Today was a day. In fact, I think it’s safe to say that the day was fully established by 7:30 am. By that hour, what today was going to be was set, couldn’t be changed. More than twelve hours later and all it’s been is more than twelve hours of that day.
It started rough because I had trouble sleeping last night. As a result, I didn’t go to the gym this morning and I got up exhausted. So I started my day super cranky (as my family will attest). The crankiness was partly due to being tired and partly due to being overwhelmed with the things I need/want to do. (I know I need to say no to things. I realized today that the things I want to say no to are required for my job or my family and saying no to them would either get me in serious trouble or make things a lot harder for someone else. The other stuff is what I want to do. Some of which is about my job and family, of course.)
I left for school earlier than I have all year because I was out on Friday and had a lot to do to prep for the week. Fortunately, my room was not a disaster. There were a few minor messes as a result of my absence, but nothing huge. That was a nice upswing for the morning.
I began the regular routine of turning on lights (slightly more complicated than typical because I have floor lights rather than use the overhead ones so I have a power strip in each corner to switch on) and emptying the dehumidifier that is still filling up every 24 hours. On the morning’s to do list was to change the water for our class fish. I did it just as I’ve done every two weeks since we got him a year ago. But today didn’t go as normal.
As I was just about to transfer the fish from his tank to the little bowl he stays in while I clean his home, he jumped out of the tank and into the sink. As he flopped around I tried to grab him (not a task that thrilled me) in order to return him to the water. Not surprisingly he was slippery and squirmy and I was not doing well. Then, I swear, he leaped up and took a nose dive down the drain.
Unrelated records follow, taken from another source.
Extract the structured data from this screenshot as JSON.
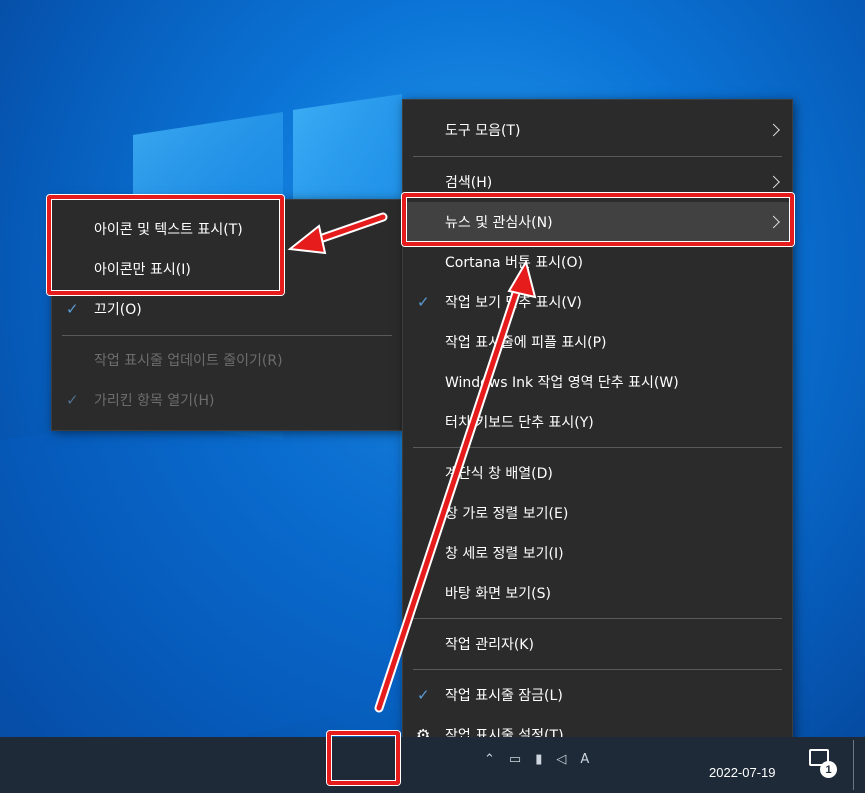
{
  "main_menu": {
    "items": [
      {
        "label": "도구 모음(T)",
        "submenu": true
      },
      {
        "label": "검색(H)",
        "submenu": true
      },
      {
        "label": "뉴스 및 관심사(N)",
        "submenu": true,
        "highlighted": true
      },
      {
        "label": "Cortana 버튼 표시(O)"
      },
      {
        "label": "작업 보기 단추 표시(V)",
        "checked": true
      },
      {
        "label": "작업 표시줄에 피플 표시(P)"
      },
      {
        "label": "Windows Ink 작업 영역 단추 표시(W)"
      },
      {
        "label": "터치 키보드 단추 표시(Y)"
      },
      {
        "label": "계단식 창 배열(D)"
      },
      {
        "label": "창 가로 정렬 보기(E)"
      },
      {
        "label": "창 세로 정렬 보기(I)"
      },
      {
        "label": "바탕 화면 보기(S)"
      },
      {
        "label": "작업 관리자(K)"
      },
      {
        "label": "작업 표시줄 잠금(L)",
        "checked": true
      },
      {
        "label": "작업 표시줄 설정(T)",
        "icon": "gear-icon"
      }
    ]
  },
  "sub_menu": {
    "items": [
      {
        "label": "아이콘 및 텍스트 표시(T)"
      },
      {
        "label": "아이콘만 표시(I)"
      },
      {
        "label": "끄기(O)",
        "checked": true
      },
      {
        "label": "작업 표시줄 업데이트 줄이기(R)",
        "disabled": true
      },
      {
        "label": "가리킨 항목 열기(H)",
        "checked": true,
        "disabled": true
      }
    ]
  },
  "taskbar": {
    "date": "2022-07-19",
    "notification_count": "1",
    "tray_icons": [
      "chevron-up-icon",
      "network-icon",
      "battery-icon",
      "volume-icon",
      "ime-icon"
    ]
  },
  "icons": {
    "check": "✓",
    "gear": "⚙"
  },
  "colors": {
    "menu_bg": "#2b2b2b",
    "highlight": "#414141",
    "annotation_red": "#e61b1b",
    "check_blue": "#5b9bd5",
    "taskbar_bg": "#1e2a38"
  }
}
The left bottom slot. He just dove straight down. I did not handle the situation well. In fact, I screamed obscenities in my empty classroom (and, luckily, almost completely empty school). Then I cried. Being only 7:10 am, this wasn’t a good start for the day.
Of course, one of my coping strategies is to post things on social media.
Which resulted in a friend sending me a text with this link, suggesting that #9 might make me feel better.
It did make me laugh. Which was much needed.
Anyway, it was a day. And the to do list isn’t much shorter (if at all) and the fish is still gone and I’m still cranky and it may only be 8:30 pm but it is time for me to call it and just get some sleep.